Mending what's broken, or how I discovered some broken links on my website
- Pretty permalinks for this post:
- https://fireburn.ru/posts/mending-broken-permalinks-part-1
It was a restless night. I just fixed my personal website's software, Kittybox, so it wouldn't hang after the first few hours of working (I hope my bugfix finally worked! I've been chasing that bug for months). In an attempt to stimulate my bored brain I was reading some articles on the IndieWeb wikiΒ and stumbled upon discussions that my posts on this very website sparked.
Except the links didn't work. Argh, I can't read my own posts, this won't do!
Of course, this was all my fault. But, thanks to past me having a lot of foresight, this should be rather easy to fix.
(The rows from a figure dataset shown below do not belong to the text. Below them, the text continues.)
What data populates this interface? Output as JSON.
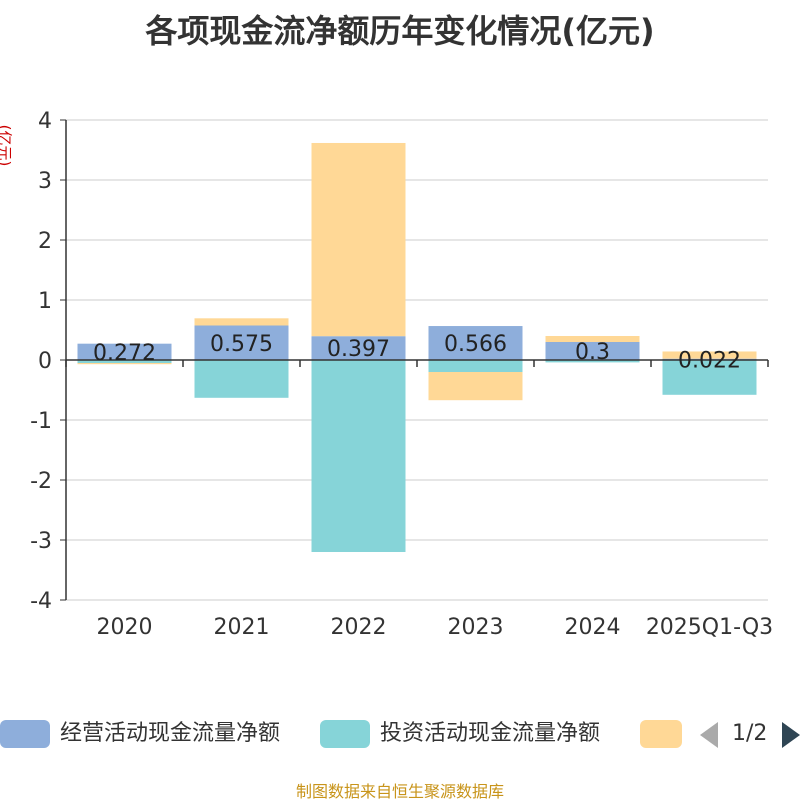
{
  "chart_data": {
    "type": "bar",
    "stacked": true,
    "title": "各项现金流净额历年变化情况(亿元)",
    "ylabel": "(亿元)",
    "xlabel": "",
    "ylim": [
      -4,
      4
    ],
    "yticks": [
      4,
      3,
      2,
      1,
      0,
      -1,
      -2,
      -3,
      -4
    ],
    "categories": [
      "2020",
      "2021",
      "2022",
      "2023",
      "2024",
      "2025Q1-Q3"
    ],
    "series": [
      {
        "name": "经营活动现金流量净额",
        "color": "#8eaedb",
        "values": [
          0.272,
          0.575,
          0.397,
          0.566,
          0.3,
          0.022
        ],
        "labels": [
          "0.272",
          "0.575",
          "0.397",
          "0.566",
          "0.3",
          "0.022"
        ]
      },
      {
        "name": "投资活动现金流量净额",
        "color": "#86d4d8",
        "values": [
          -0.05,
          -0.63,
          -3.2,
          -0.2,
          -0.04,
          -0.58
        ]
      },
      {
        "name": "",
        "color": "#ffd896",
        "values": [
          -0.02,
          0.12,
          3.22,
          -0.47,
          0.1,
          0.12
        ]
      }
    ]
  },
  "legend": {
    "items": [
      {
        "label": "经营活动现金流量净额",
        "color": "#8eaedb"
      },
      {
        "label": "投资活动现金流量净额",
        "color": "#86d4d8"
      },
      {
        "label": "",
        "color": "#ffd896"
      }
    ],
    "page": "1/2"
  },
  "source": "制图数据来自恒生聚源数据库"
}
First thing I decided to do was to patch articles containing links to my posts so the links would actually point to something - despite me wiping my website's main feed, all of the articles are still there because I know some people in the IndieWeb community have been linking to me. The second thing I did not do yet, and if I don't write it down, I might forget it all, so here's the post so I don't forget to do it.
Preserving compatibility
When I was designing the first versions of Kittybox (back then it didn't even had the name!) I was very inspired by 00dani.me's proposed approach of storing MF2-JSON directly in the database. First I stored it in flat files. Then, as I realized my file storage is incredibly slow, I migrated to Redis to keep my dataset in memory. Then several rewrites happened, and the Rust rewrite happened. The database's underlying format was still almost the same, so it was rather easy to port it over. Except I might've forgotten an important step.
In Kittybox, one post can contain several links. One of them is a UID - an authoritative link to the post, the one that Kittybox would use as a primary key in an SQL database if it used one. But since I use the filesystem as my database, the authoritative link gets transformed into an authoritative path which refers directly to the file with the MF2-JSON blob. All other links are supposed to be symlinks.
Except apparently when I was importing the posts in the new file storage backend, I somehow forgot to make all of those symlinks. And that's why the posts don't work.
Past Vika's foresight
Storing the posts in MF2-JSON as processed Micropub data was actually a very good idea. Pretty much all versions of Kittybox filled in alternative URLs (which would be u-url in MF2-HTML and .properties.url[] in MF2-JSON) which actually can be used to restore those permalinks!
Eventually permalink checking will need to be built into the software itself as a consistency check. I could probably write it like this:
use futures::stream::StreamExt;
let urls = json["properties"]["url"]
.as_array()
.unwrap_or_default()
.into_iter()
.filter_map(|s: serde_json::Value| s.as_str().ok())
.map(|url| url_to_path(&self.root_dir, url);
let mut url_stream = tokio_stream::iter(urls);
url_stream.for_each_concurrent(2, |path| async move {
if let Err(err) = tokio::fs::symlink_metadata(path).await {
if err.kind() == std::io::ErrorKind::NotFound {
let link = url_to_path(&self.root_dir, url);
let basedir = link.parent();
if basedir.is_err() {
warn!("Database consistency check: couldn't calculate parent for {}", link);
return;
}
let basedir = basedir.unwrap();
let relative = path_relative_from(&canonical_path, basedir).unwrap();
if let Err(Err) = tokio::fs::symlink(relative, link).await {
warn!("Database consistency check: failed to restore symlink {} for {}: {:?}", canonical, path);
}
}
}
});
I'm pretty sure this won't compile out of the box because of borrow checking and variables which need to be bound, but you get the idea. It can be performed on every read (for maximum correctness) or there could be scheduled tasks that sweep the database and perform those consistency checks - I think the second one is the better idea, since it allows me to check even posts that were completely forgotten by everyone. But I'll need to learn how to schedule tasks to run at certain intervals in Tokio - I'm sure there's a function for that though.
When will it be complete?
I hope it will be built into the software soon. For now, I will leave this as a to-do of sorts. A reminder to myself and an example for the others - of both my foresight and my mistakes.
And for now, I could potentially build a script that recursively walks my directory tree and restores symlinks via a cron job. It'll probably work just as well too. But I'll do it later. I wanna sleep...and coffeeeee....